Machine Learning 028- Five minutes to teach you how to build a machine learning pipeline

(Python libraries and versions used in this article: Python 3.6, Numpy 1.14, Scikit-learn 0.19, matplotlib 2.2)

Now the social industrialization of large-scale production is inseparable from the assembly line, with the assembly line, we can easily produce thousands of the same products, and the price cost is greatly reduced, so the assembly line operation, makes the level of industrial production greatly improved.

Is it possible to transfer this idea of pipelining processing to machine learning? Can we make the whole process of data cleaning, data regularization, data processing, feature selection, supervised learning and model evaluation into a machine learning pipeline? If it can, it will greatly save us the time to build an AI model and greatly improve the efficiency of building good AI.

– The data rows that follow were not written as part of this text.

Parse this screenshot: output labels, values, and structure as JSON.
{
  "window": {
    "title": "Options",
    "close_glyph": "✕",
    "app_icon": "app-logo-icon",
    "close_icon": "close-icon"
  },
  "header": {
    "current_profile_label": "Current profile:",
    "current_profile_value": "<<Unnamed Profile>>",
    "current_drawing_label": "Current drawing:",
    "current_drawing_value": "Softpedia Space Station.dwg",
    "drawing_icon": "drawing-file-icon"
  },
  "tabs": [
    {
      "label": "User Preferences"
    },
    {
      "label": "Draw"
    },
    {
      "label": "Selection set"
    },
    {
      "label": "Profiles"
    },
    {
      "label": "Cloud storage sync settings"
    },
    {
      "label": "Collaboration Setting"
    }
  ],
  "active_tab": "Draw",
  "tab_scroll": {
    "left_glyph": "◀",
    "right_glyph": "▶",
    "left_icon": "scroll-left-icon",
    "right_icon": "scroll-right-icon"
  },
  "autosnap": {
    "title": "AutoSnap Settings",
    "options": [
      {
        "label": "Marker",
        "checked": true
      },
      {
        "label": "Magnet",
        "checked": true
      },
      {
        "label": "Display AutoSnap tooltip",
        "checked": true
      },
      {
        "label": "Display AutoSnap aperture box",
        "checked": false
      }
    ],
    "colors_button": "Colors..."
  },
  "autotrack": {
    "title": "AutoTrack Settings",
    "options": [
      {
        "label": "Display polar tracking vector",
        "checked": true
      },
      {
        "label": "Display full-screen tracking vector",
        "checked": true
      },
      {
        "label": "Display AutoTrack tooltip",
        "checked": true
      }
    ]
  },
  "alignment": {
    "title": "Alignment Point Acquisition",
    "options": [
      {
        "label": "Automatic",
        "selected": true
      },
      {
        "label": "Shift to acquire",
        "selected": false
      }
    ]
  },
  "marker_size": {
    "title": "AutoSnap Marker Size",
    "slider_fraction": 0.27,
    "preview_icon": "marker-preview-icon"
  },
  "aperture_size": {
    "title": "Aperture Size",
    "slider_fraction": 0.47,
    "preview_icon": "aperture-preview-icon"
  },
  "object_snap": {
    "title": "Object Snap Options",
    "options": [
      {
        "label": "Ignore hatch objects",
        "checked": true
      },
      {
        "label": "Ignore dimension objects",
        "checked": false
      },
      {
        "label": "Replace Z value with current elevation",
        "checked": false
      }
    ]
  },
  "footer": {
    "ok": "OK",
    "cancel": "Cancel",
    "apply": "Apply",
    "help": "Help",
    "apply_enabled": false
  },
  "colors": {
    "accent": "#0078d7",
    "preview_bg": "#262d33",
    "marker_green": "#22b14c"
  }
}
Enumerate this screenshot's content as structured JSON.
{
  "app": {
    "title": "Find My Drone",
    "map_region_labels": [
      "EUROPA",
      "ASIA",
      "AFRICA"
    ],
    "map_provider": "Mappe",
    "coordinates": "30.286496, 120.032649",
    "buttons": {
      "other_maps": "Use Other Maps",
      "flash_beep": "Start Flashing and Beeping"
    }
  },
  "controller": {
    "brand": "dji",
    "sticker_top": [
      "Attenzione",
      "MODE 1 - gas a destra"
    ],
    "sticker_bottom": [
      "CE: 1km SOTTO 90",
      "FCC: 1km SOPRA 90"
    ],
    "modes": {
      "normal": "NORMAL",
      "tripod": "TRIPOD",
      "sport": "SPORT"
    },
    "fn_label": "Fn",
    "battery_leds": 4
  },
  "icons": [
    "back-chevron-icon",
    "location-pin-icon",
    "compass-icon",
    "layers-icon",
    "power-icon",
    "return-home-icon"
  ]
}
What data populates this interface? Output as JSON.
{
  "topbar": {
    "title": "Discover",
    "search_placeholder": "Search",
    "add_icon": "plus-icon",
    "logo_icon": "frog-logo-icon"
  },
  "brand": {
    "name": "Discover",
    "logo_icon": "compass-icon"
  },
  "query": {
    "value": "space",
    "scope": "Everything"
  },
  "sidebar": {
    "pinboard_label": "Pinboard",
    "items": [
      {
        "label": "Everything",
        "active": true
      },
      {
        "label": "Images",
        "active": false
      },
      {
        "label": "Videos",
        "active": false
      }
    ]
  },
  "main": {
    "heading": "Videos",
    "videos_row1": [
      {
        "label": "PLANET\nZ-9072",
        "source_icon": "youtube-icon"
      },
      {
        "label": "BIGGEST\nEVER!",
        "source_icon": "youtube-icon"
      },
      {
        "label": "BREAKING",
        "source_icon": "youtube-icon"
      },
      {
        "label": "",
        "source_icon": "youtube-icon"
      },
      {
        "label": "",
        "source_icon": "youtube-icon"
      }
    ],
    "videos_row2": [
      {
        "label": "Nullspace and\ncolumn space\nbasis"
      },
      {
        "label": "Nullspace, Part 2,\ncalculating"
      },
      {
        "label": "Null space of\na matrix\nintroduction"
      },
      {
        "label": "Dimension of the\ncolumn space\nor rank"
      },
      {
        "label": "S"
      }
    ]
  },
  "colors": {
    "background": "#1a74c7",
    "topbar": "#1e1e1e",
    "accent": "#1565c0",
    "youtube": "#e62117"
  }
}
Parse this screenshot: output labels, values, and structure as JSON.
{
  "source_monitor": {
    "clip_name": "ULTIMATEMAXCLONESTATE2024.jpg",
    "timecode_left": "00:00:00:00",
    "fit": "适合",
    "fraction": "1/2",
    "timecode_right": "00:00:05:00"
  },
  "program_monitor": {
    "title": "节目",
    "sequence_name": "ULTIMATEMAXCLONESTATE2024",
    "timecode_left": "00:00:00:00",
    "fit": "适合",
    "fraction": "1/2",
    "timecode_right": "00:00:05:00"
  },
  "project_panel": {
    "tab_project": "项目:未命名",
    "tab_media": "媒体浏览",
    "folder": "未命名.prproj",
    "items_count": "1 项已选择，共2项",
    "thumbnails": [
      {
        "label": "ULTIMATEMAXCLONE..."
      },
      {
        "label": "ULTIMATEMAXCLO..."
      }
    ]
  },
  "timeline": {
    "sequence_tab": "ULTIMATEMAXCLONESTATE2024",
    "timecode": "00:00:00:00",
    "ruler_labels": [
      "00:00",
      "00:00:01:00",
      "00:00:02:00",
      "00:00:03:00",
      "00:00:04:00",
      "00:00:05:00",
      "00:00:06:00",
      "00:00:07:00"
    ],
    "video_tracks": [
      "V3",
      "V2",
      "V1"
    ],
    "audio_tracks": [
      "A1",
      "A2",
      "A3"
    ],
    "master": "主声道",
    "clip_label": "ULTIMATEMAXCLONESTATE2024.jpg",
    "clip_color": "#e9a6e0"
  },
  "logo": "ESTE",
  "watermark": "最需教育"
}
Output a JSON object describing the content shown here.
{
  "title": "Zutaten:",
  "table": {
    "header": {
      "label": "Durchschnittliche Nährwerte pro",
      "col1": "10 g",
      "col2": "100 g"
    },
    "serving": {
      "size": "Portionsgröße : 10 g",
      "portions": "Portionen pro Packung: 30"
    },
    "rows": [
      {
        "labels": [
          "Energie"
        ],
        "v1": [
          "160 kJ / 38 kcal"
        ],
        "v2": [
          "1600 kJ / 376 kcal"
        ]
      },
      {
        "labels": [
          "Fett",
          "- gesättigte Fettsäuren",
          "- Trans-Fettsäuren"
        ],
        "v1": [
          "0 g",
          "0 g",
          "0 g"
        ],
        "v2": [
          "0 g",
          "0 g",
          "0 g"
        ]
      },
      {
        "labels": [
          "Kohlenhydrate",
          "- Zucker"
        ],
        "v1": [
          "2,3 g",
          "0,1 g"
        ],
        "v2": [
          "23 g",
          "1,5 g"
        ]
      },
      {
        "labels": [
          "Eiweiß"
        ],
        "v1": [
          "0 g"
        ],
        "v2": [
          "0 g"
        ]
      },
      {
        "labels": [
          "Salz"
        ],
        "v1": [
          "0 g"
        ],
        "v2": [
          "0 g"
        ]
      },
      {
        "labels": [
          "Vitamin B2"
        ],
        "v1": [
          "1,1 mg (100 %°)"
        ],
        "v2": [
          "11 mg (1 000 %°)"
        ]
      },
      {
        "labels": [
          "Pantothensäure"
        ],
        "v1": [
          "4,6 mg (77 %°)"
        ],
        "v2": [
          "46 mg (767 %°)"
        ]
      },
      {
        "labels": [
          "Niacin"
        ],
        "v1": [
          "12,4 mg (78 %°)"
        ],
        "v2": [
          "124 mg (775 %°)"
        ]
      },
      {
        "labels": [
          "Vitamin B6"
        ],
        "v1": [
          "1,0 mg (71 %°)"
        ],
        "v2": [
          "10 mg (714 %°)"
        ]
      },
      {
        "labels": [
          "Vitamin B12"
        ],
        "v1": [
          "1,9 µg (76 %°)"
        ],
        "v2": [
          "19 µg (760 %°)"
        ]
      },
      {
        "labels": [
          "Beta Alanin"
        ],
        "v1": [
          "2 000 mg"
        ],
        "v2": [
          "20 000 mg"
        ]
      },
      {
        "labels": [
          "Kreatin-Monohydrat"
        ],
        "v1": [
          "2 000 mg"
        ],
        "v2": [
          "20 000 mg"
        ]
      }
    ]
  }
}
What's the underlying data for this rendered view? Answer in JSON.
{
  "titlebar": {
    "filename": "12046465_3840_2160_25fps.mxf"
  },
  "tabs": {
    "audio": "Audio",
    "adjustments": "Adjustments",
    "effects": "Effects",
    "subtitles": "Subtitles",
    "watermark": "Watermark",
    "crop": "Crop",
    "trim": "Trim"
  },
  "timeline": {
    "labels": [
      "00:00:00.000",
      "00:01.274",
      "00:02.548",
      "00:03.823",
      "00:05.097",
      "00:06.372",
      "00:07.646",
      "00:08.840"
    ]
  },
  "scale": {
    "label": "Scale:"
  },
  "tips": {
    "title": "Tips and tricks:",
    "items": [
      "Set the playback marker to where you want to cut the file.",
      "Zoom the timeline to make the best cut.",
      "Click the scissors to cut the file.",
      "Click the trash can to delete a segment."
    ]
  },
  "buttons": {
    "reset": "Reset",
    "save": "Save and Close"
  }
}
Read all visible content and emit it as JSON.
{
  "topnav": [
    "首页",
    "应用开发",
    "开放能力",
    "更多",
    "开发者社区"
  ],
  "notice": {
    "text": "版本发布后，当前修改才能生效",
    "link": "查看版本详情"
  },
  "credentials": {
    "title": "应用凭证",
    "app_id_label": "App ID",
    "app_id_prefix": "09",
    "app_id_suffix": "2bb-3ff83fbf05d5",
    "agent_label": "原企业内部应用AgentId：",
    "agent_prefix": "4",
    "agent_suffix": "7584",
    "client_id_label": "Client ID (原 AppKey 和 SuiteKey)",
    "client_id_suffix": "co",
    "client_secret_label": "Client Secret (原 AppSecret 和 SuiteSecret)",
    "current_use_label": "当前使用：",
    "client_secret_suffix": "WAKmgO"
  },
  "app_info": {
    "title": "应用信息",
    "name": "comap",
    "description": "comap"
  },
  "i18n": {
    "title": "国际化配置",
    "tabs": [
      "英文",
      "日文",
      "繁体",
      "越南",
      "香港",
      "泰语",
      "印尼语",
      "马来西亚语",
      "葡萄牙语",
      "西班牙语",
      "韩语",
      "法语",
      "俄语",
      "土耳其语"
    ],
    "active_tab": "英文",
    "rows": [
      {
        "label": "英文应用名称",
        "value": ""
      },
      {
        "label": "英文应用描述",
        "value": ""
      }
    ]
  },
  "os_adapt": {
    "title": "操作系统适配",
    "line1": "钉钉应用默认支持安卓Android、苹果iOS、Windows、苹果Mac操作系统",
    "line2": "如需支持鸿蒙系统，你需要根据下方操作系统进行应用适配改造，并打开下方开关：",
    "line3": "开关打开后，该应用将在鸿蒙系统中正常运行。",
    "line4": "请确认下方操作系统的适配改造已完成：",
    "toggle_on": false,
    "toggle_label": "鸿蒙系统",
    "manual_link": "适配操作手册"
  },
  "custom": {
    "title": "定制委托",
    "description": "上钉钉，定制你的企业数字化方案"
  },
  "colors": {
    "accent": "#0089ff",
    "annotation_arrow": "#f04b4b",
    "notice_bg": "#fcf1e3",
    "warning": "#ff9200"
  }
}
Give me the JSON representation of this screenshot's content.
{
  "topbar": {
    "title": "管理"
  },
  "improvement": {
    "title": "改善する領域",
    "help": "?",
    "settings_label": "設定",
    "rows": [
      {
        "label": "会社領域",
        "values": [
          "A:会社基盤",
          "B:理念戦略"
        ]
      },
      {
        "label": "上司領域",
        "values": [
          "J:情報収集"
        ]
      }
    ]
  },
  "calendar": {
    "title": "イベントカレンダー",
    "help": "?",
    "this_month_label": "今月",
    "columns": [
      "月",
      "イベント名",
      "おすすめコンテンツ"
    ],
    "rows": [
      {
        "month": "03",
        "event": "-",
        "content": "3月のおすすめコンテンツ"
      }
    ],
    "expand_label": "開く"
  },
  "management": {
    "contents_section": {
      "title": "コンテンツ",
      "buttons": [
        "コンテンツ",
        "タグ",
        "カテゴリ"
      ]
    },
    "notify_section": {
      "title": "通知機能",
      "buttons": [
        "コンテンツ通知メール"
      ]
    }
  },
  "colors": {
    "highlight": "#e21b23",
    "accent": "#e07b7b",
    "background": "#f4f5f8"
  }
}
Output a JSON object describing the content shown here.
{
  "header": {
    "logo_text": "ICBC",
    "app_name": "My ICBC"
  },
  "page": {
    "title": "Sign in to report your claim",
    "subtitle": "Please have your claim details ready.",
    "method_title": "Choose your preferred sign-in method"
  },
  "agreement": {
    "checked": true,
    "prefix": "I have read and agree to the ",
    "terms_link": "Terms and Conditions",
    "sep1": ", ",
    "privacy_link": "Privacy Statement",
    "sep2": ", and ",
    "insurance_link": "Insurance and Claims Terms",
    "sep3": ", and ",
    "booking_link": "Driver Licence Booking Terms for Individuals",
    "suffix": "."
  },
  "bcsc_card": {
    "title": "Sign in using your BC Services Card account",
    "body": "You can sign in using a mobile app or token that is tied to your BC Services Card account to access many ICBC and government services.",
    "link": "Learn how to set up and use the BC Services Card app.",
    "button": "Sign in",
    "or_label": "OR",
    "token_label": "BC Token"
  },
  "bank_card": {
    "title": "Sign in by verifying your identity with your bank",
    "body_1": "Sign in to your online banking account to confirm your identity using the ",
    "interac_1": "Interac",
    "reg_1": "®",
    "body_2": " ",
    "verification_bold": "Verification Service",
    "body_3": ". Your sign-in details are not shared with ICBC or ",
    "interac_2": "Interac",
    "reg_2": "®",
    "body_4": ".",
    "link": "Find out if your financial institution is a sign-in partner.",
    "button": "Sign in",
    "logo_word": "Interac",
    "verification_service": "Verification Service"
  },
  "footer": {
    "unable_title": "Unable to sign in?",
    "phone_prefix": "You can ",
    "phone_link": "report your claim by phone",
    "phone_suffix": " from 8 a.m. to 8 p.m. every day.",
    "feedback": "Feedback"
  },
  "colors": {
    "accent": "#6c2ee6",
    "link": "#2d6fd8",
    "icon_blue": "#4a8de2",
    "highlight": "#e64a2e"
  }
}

Here, Furnace AI can tell you with absolute certainty that it can be done, and it’s very easy to build this machine learning pipeline in as little as five minutes.


1. Assembly line step 1: Prepare data set

Data sets are not important in this project, so we will use the samples_generator module of SkLearn to generate some sample data. Although Numpy also has functions in the Random module to randomly generate data sets, NUMpy is more suitable for generating simple sample data. The DATASets class in SkLearn, on the other hand, can be used to generate datasets suitable for machine learning models.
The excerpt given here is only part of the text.